Creativity, Action and Service (CAS)

Candidates for the IB diploma must complete at least 150 hours of creativity, action and service (CAS) activities during the 11th and 12th grades. The purpose of this requirement is to encourage students to become active in the local community and to share their talents with others. Activities for which students are paid or which earn course credit may not be counted toward the CAS requirement. Activities involving religious organizations should have a secular focus. The CAS coordinator announces the possible activities and keeps a record of CAS hours for each student. The student is responsible for documenting and reporting each activity to the CAS Coordinator. The CAS Coordinator verifies completion of the requirement based on this documentation.

Description of CAS activities:

Creativity (50 hours): Creating, designing or planning activities, performing, etc.

Action (50 hours): Sports, implementing or assisting in outdoor projects, etc.

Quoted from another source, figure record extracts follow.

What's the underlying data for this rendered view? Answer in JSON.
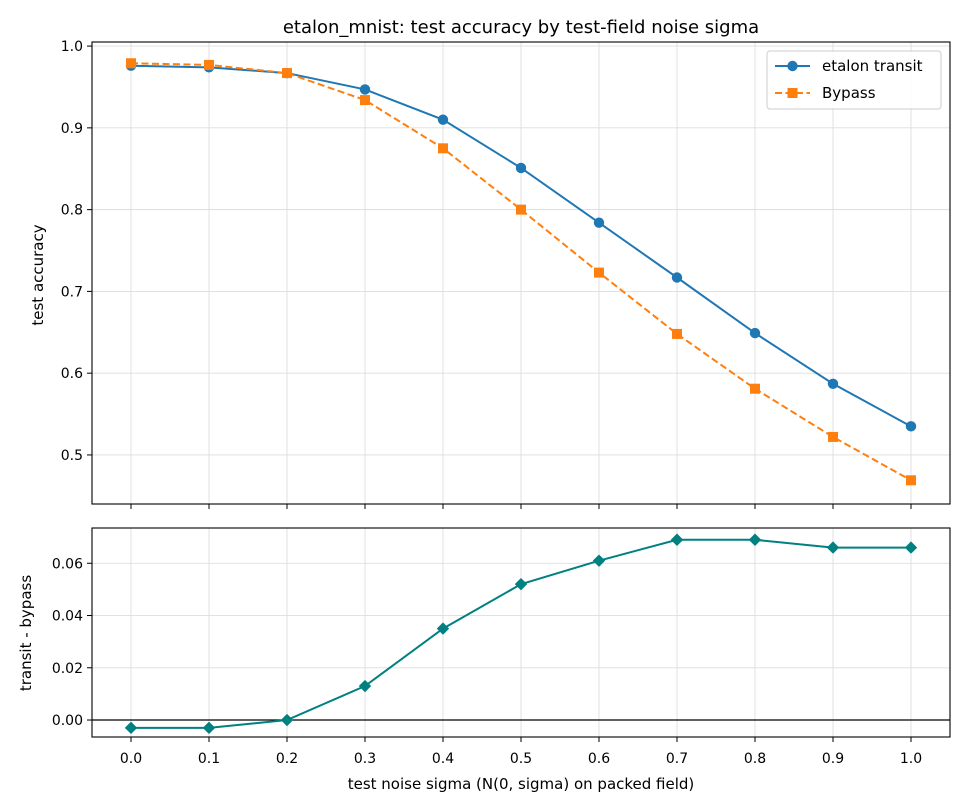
{
  "chart_data": [
    {
      "type": "line",
      "title": "etalon_mnist: test accuracy by test-field noise sigma",
      "xlabel": "",
      "ylabel": "test accuracy",
      "x": [
        0.0,
        0.1,
        0.2,
        0.3,
        0.4,
        0.5,
        0.6,
        0.7,
        0.8,
        0.9,
        1.0
      ],
      "xlim": [
        -0.05,
        1.05
      ],
      "ylim": [
        0.44,
        1.005
      ],
      "yticks": [
        "0.5",
        "0.6",
        "0.7",
        "0.8",
        "0.9",
        "1.0"
      ],
      "grid": true,
      "legend_position": "top-right",
      "series": [
        {
          "name": "etalon transit",
          "color": "#1f77b4",
          "marker": "circle",
          "linestyle": "solid",
          "values": [
            0.976,
            0.974,
            0.967,
            0.947,
            0.91,
            0.851,
            0.784,
            0.717,
            0.649,
            0.587,
            0.535
          ]
        },
        {
          "name": "Bypass",
          "color": "#ff7f0e",
          "marker": "square",
          "linestyle": "dashed",
          "values": [
            0.979,
            0.977,
            0.967,
            0.934,
            0.875,
            0.8,
            0.723,
            0.648,
            0.581,
            0.522,
            0.469
          ]
        }
      ]
    },
    {
      "type": "line",
      "title": "",
      "xlabel": "test noise sigma (N(0, sigma) on packed field)",
      "ylabel": "transit - bypass",
      "x": [
        0.0,
        0.1,
        0.2,
        0.3,
        0.4,
        0.5,
        0.6,
        0.7,
        0.8,
        0.9,
        1.0
      ],
      "xticks": [
        "0.0",
        "0.1",
        "0.2",
        "0.3",
        "0.4",
        "0.5",
        "0.6",
        "0.7",
        "0.8",
        "0.9",
        "1.0"
      ],
      "xlim": [
        -0.05,
        1.05
      ],
      "ylim": [
        -0.0065,
        0.0735
      ],
      "yticks": [
        "0.00",
        "0.02",
        "0.04",
        "0.06"
      ],
      "grid": true,
      "reference_line": 0,
      "series": [
        {
          "name": "",
          "color": "#008080",
          "marker": "diamond",
          "linestyle": "solid",
          "values": [
            -0.003,
            -0.003,
            0.0,
            0.013,
            0.035,
            0.052,
            0.061,
            0.069,
            0.069,
            0.066,
            0.066
          ]
        }
      ]
    }
  ]
}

Service (50 hours): Assisting others as a volunteer

CAS forms are available from the CAS Coordinator and the IB Coordinator’s Office. At least 75 hours of CAS MUST be documented before a student may register as an IB Diploma candidate. Each Diploma Candidate must submit a CAS Student Final Summary form after all hours is completed.

Theory of Knowledge (ToK)

The heart of the IB curriculum is the Theory of Knowledge course. The purpose of this course is to provide students with a forum for reflective, critical thinking on topics that bridge the academic disciplines. Students discuss ideas and write essays expressing their understanding of broad concepts. The course is taught in two parts in both junior and senior years. Student achievement in the course is measured based on one essay and a presentation.

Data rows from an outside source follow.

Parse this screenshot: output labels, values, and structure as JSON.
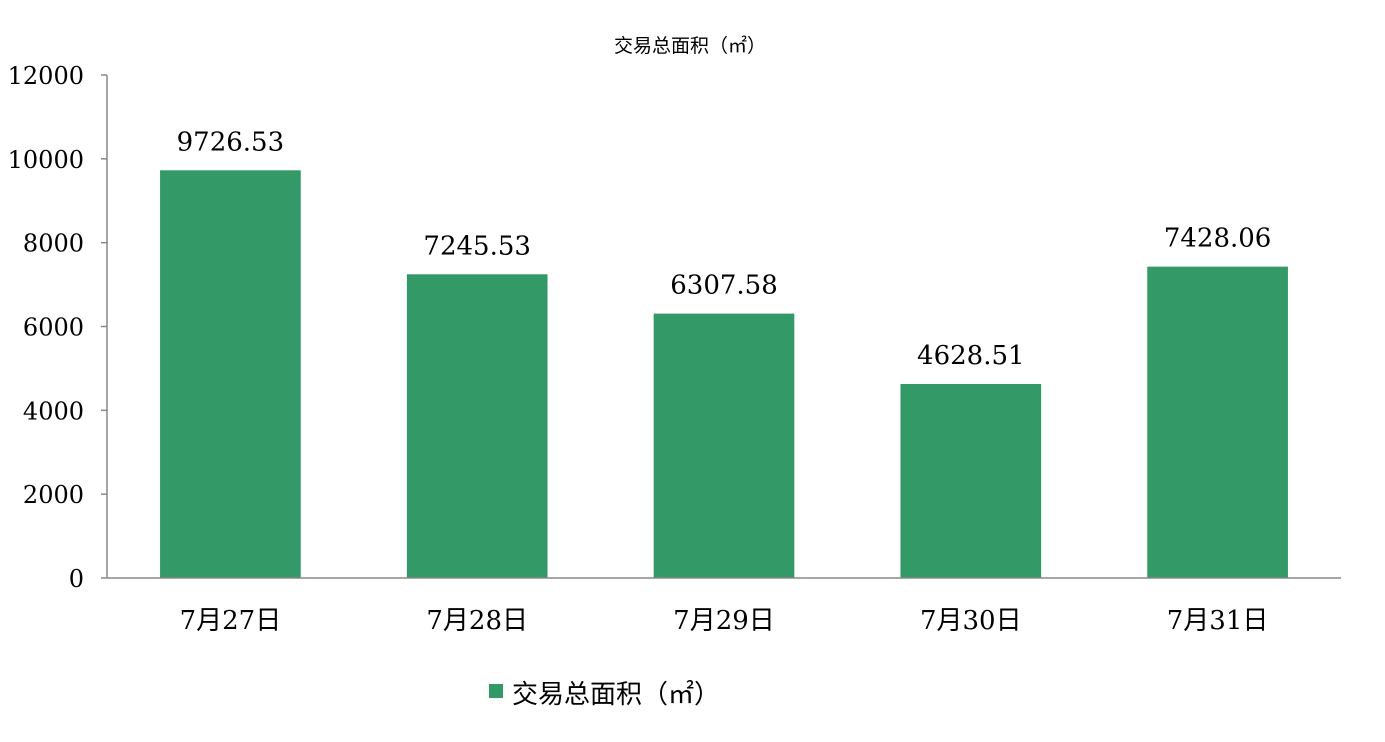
{
  "chart_data": {
    "type": "bar",
    "title": "交易总面积（㎡）",
    "xlabel": "",
    "ylabel": "",
    "categories": [
      "7月27日",
      "7月28日",
      "7月29日",
      "7月30日",
      "7月31日"
    ],
    "series": [
      {
        "name": "交易总面积（㎡）",
        "values": [
          9726.53,
          7245.53,
          6307.58,
          4628.51,
          7428.06
        ],
        "value_labels": [
          "9726.53",
          "7245.53",
          "6307.58",
          "4628.51",
          "7428.06"
        ],
        "color": "#339966"
      }
    ],
    "ylim": [
      0,
      12000
    ],
    "yticks": [
      "0",
      "2000",
      "4000",
      "6000",
      "8000",
      "10000",
      "12000"
    ],
    "grid": false,
    "legend_position": "bottom"
  }
}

The aims of the Theory of Knowledge course are to lead students to:

•    engage in reflection on and questioning of the bases of knowledge and experience

•    be aware of subjective and ideological biases

•    develop a personal mode of thought based on critical examination of evidence and argument

•    formulate rational arguments

Students may earn bonus points toward the diploma according to the matrix prescribed by the IBO through performance in ToK and the Extended Essay. No student who fails to complete one or both of these requirements can receive an IB diploma.

Extended Essay (EE)

All candidates for the IB diploma must submit an extended essay on a topic closely related to one of the subjects in the IB curriculum. Each student must be supervised by a teacher who provides guidance in the subject area as well as with the research process. Extended Essays are mailed during the middle of the senior year to an IB examiner in the appropriate subject. The purpose of the essay is to allow the student to demonstrate the ability to engage in independent research and to organize and communicate ideas clearly and effectively. Candidates are encouraged to investigate thoroughly a narrow topic rather than to deal with a broad, general topic. The resulting essay must follow both general guidelines and the guidelines for the IB subject addressed. It must be limited to 4000 words and be accompanied by an abstract and a bibliography. Students begin work on the Extended Essay during the 11th grade and complete it during the first semester of the 12th grade.